Δ-Mem: Efficient Online Memory for Large Language Models

Δ-Mem：面向大语言模型的高效在线记忆机制

Large language models increasingly need to accumulate and reuse historical information in long-term assistants and agent systems. Simply expanding the context window is costly and often fails to ensure effective context utilization. 在大语言模型（LLM）应用于长期助手和智能体系统时，积累并复用历史信息的需求日益增长。然而，单纯扩展上下文窗口不仅成本高昂，且往往难以确保对上下文的有效利用。

We propose $\delta$-mem, a lightweight memory mechanism that augments a frozen full-attention backbone with a compact online state of associative memory. $\delta$-mem compresses past information into a fixed-size state matrix updated by delta-rule learning, and uses its readout to generate low-rank corrections to the backbone’s attention computation during generation. 我们提出了 $\delta$-mem，这是一种轻量级的记忆机制，通过紧凑的联想记忆在线状态来增强冻结的全注意力主干模型。$\delta$-mem 将历史信息压缩为固定大小的状态矩阵，并通过 Delta 规则学习进行更新；在生成过程中，它利用该矩阵的读出结果对主干模型的注意力计算进行低秩修正。

With only an $8\times8$ online memory state, $\delta$-mem improves the average score to $1.10\times$ that of the frozen backbone and $1.15\times$ that of the strongest non-$\delta$-mem memory baseline. It achieves larger gains on memory-heavy benchmarks, reaching $1.31\times$ on MemoryAgentBench and $1.20\times$ on LoCoMo, while largely preserving general capabilities. 仅需 $8\times8$ 的在线记忆状态，$\delta$-mem 就能将平均得分提升至冻结主干模型的 1.10 倍，以及最强非 $\delta$-mem 记忆基准模型的 1.15 倍。在内存密集型基准测试中，它取得了更大的增益，在 MemoryAgentBench 上达到 1.31 倍，在 LoCoMo 上达到 1.20 倍，同时在很大程度上保留了模型的通用能力。

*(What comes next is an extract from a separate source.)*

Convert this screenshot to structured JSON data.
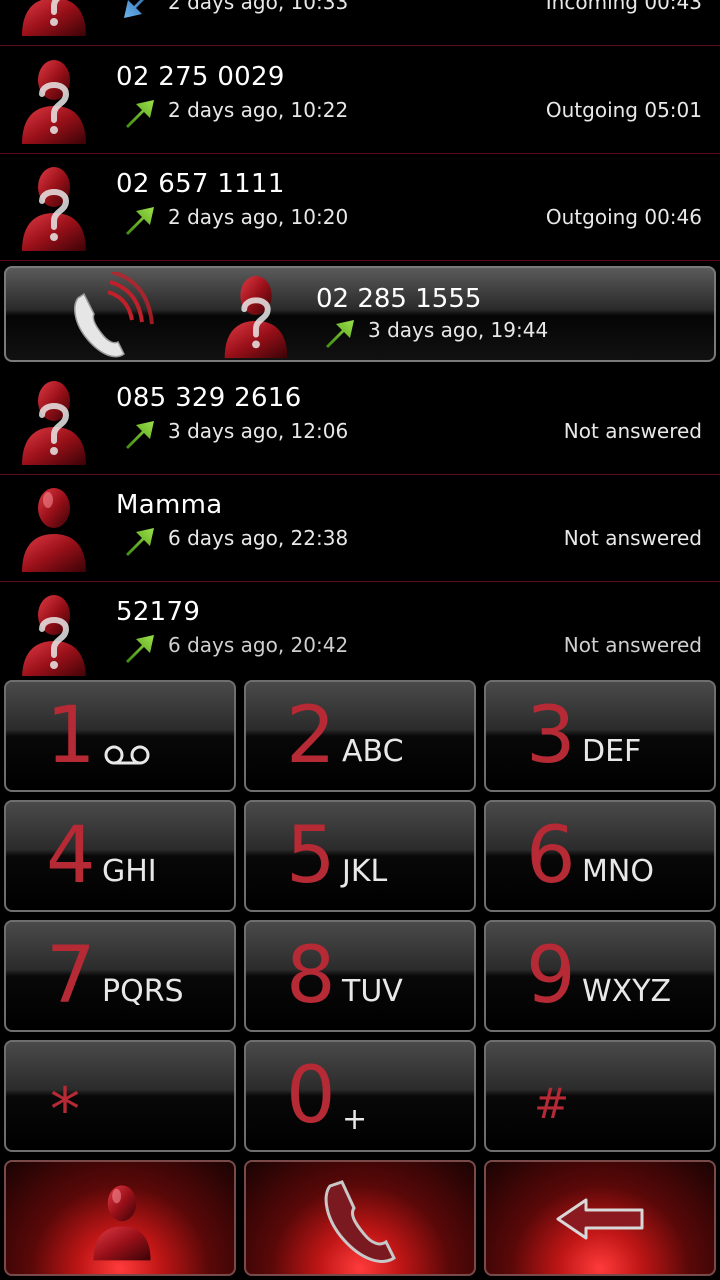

These results show that effective memory can be realized through a compact online state directly coupled with attention computation, without full fine-tuning, backbone replacement, or explicit context extension. 这些结果表明，无需进行全参数微调、更换主干模型或显式扩展上下文，仅通过与注意力计算直接耦合的紧凑在线状态，即可实现有效的记忆功能。